ISLAMTODAY ID-Drone tak berawak Harop membawa 20kg bahan peledak dan dapat terbang selama tujuh jam hingga jarak 1.000 kilometer
Israel Aerospace Industries (IAI) telah menerima USD 22 JT tahun ini dalam kesepakatan senjata dengan Maroko untuk memasok drone “kamikaze”, Haaretz melaporkan pada hari Selasa (30/11).
Kesepakatan itu dilaporkan melibatkan pembelian drone bersenjata oleh Maroko dari produsen kedirgantaraan milik negara Israel, menurut sumber Maroko yang berbicara dengan Defense News.
Situs Intelijen Afrika juga melaporkan bahwa perjanjian tersebut mencakup pembuatan drone kamikaze Harop di Maroko. IAI menolak berkomentar kepada Haaretz apakah itu benar atau tidak.
Harop adalah drone “bunuh diri” tak berawak sepanjang 2,5 meter dengan lebar sayap tiga meter.
Ia memiliki kapasitas untuk terbang selama tujuh jam dan hingga 1.000 kilometer, sambil membawa 20kg bahan peledak.
Pada kunjungan ke Maroko pekan lalu, Menteri Pertahanan Israel Benny Gantz menandatangani perjanjian kerja sama keamanan dengan mitranya dari Maroko, Abdellatif Loudiyi, yang mencakup komitmen untuk menandatangani dan mempromosikan kesepakatan senjata.
Kerja sama militer ini dilakukan setahun setelah kedua negara mengumumkan terjalinnya hubungan diplomatik.

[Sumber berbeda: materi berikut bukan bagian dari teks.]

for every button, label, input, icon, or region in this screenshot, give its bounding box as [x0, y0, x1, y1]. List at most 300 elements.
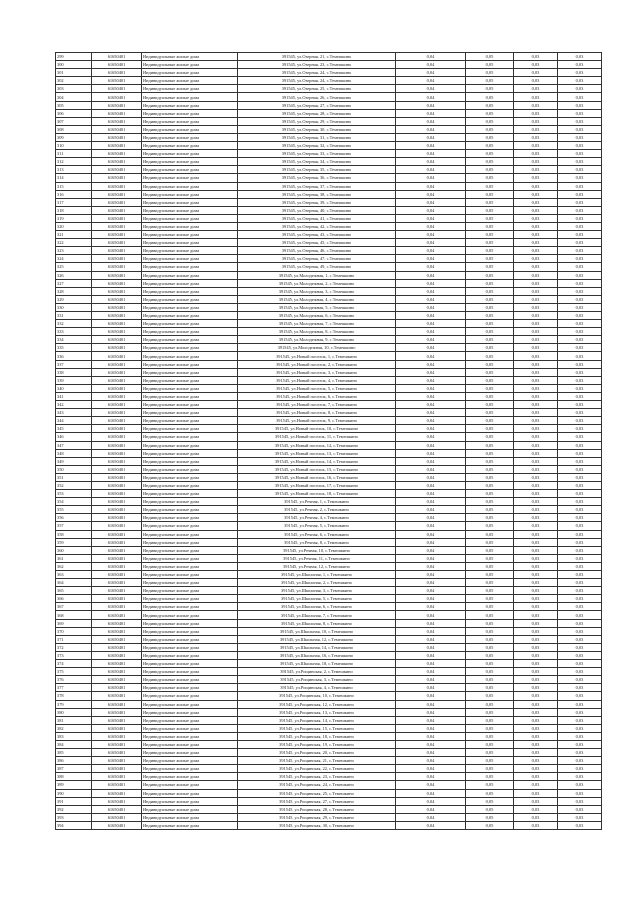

Menurut laporan keuangan yang disampaikan oleh IAI ke Tel Aviv Stock Exchange, perusahaan mencatat pendapatan sebesar USD 12 juta pada kuartal ketiga dan USD 10 juta pada kuartal kedua, seperti dilansir dari MEE, Selasa (30/11).
Kesepakatan itu baru, menurut Haaretz, karena tidak ada kesepakatan pesawat terbang antara Israel dan negara Afrika mana pun pada tahun 2019 dan tahun 2020.
Dibeli dari Israel, drone Harop digunakan oleh Azerbaijan dalam konflik Nagorno-Karabakh tahun lalu, ketika diyakini pertama kali digunakan dalam aksi ofensif.
Dilaporkan pada saat itu bahwa drone Harop memberi Azerbaijan keuntungan strategis dalam konflik dengan Armenia.
Sahara Barat
Maroko bercokol dalam sengketa teritorial atas wilayah Sahara Barat dengan Front Polisario, yang mencari kemerdekaan dan penentuan nasib sendiri dengan dukungan dari negara tetangga Aljazair.
Ketegangan antara Maroko dan Aljazair telah meningkat dalam beberapa bulan terakhir, dengan Aljazair memutuskan hubungan diplomatik dengan Rabat pada bulan Agustus.
Tiga pengemudi truk Aljazair tewas awal bulan ini dalam apa yang digambarkan Aljazair sebagai “pembunuhan” oleh militer Maroko menggunakan “senjata canggih” di Sahara Barat.
AS telah mengakui kedaulatan Maroko atas wilayah tersebut dalam perjanjian normalisasi antara Israel dan kerajaan Afrika Utara.
Diyakini kesepakatan senjata baru dapat membantu Rabat memperkuat kendali atas wilayah yang disengketakan dan mengakhiri gejolak kekerasan dengan Polisario.
Pada bulan September, Maroko menerima pengiriman drone tempur Bayraktar buatan Turki, menurut Far-Maroc, sebuah situs berita militer swasta.